Unlocking unstructured data
The discussion thus far has focused primarily on quantitative or enumerable data (numbers and categories) that’s stored in a structured format – i.e. as columns and rows in a spreadsheet or database table). This is fine as it goes, but the fact is that much of the data in organisations is unstructured, the most common examples being text documents and audio-visual media. This data is virtually impossible to analyse computationally using relational database technologies (such as SQL) that are commonly used by organisations.
The situation has changed dramatically in the last decade or so. Text analysis techniques that once required expensive software and high-end computers have now been implemented in open source languages such as Python and R, and can be run on personal computers. For problems that require computing power and memory beyond that, cloud technologies make it possible to do so cheaply. In my opinion, the ability to analyse textual data is the most important advance in data technologies in the last decade or so. It unlocks a world of possibilities for the curious data analyst. Just think, all those comment fields in your survey data can now be analysed in a way that was never possible in the relational world!
There is a general impression that text analysis is hard. Although some of the advanced techniques can take a little time to wrap one’s head around, the basics are simple enough. Yea, I really mean that – for proof, check out my tutorial on the topic.
Wrapping up
I could go on for a while. Indeed, I was planning to delve into a few algorithms of increasing complexity (from regression to trees and forests to neural nets) and then close with a brief peek at some of the more recent headline-grabbing developments like deep learning. However, I realised that such an exploration would be too long and (perhaps more importantly) defeat the main intent of this piece which is to give starting students an idea of what machine learning is about, and how it differs from preexisting techniques of data analysis. I hope I have succeeded, at least partially, in achieving that aim.

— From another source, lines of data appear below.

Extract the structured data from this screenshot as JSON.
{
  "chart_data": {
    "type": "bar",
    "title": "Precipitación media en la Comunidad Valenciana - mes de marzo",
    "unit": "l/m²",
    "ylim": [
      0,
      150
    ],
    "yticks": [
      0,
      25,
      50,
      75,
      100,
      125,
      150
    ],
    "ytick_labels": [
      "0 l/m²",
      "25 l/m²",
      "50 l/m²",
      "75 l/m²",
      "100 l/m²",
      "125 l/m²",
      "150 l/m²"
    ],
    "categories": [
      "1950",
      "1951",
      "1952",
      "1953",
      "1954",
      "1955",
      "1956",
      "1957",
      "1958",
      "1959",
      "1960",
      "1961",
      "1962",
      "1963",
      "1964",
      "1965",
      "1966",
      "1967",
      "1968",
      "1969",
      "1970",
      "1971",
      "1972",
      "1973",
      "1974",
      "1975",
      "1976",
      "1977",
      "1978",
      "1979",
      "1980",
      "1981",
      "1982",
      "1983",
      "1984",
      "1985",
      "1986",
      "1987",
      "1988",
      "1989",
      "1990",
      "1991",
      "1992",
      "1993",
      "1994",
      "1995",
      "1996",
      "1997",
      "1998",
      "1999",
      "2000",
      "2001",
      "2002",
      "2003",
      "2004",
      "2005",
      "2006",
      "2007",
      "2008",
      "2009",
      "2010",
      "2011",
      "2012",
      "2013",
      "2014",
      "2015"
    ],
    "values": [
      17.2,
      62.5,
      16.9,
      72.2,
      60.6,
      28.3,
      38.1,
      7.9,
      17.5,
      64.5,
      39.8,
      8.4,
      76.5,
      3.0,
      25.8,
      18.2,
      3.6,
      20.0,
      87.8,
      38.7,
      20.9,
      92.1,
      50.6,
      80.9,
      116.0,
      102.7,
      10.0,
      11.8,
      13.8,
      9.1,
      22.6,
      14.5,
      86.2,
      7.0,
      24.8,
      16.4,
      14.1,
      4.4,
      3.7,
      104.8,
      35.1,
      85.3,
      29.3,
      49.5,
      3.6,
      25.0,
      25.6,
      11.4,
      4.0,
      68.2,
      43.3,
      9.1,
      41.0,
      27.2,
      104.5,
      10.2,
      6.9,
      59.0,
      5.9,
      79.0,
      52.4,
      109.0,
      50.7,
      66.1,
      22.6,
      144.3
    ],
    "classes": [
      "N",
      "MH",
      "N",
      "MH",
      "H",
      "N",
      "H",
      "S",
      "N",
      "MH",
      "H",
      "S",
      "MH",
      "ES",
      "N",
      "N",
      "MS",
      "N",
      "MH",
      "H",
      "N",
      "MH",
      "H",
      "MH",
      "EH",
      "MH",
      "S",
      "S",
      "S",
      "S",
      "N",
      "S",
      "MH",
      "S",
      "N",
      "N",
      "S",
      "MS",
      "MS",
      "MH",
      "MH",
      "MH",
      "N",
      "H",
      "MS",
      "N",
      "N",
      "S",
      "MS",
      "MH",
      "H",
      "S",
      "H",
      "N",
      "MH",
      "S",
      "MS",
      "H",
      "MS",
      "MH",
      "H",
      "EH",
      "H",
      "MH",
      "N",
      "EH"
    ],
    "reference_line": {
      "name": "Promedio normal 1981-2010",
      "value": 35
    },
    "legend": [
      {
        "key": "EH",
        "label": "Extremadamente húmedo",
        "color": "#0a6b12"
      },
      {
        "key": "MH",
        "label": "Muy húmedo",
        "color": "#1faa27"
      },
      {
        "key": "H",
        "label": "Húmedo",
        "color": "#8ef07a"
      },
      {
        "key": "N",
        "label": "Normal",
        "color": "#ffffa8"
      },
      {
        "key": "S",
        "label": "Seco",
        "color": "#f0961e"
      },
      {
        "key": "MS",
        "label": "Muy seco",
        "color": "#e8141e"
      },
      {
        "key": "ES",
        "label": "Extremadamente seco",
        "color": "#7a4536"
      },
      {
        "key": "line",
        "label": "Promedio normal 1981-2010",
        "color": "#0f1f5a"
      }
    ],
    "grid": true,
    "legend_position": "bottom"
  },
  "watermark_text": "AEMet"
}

For those who are interested in learning more about machine learning algorithms, I can suggest having a look at my “Gentle Introduction to Data Science using R” series of articles. Start with the one on text analysis (link in last line of previous section) and then move on to clustering, topic modelling, naive Bayes, decision trees, random forests and support vector machines. I’m slowly adding to the list as I find the time, so please do check back again from time to time.
Note: This post is written as an introduction to the Data, Algorithms and Meaning subject that is part of the core curriculum of the Master of Data Science and Innovation program at UTS. I’m co-teaching the subject in Autumn 2018 with Alex Scriven and Rory Angus.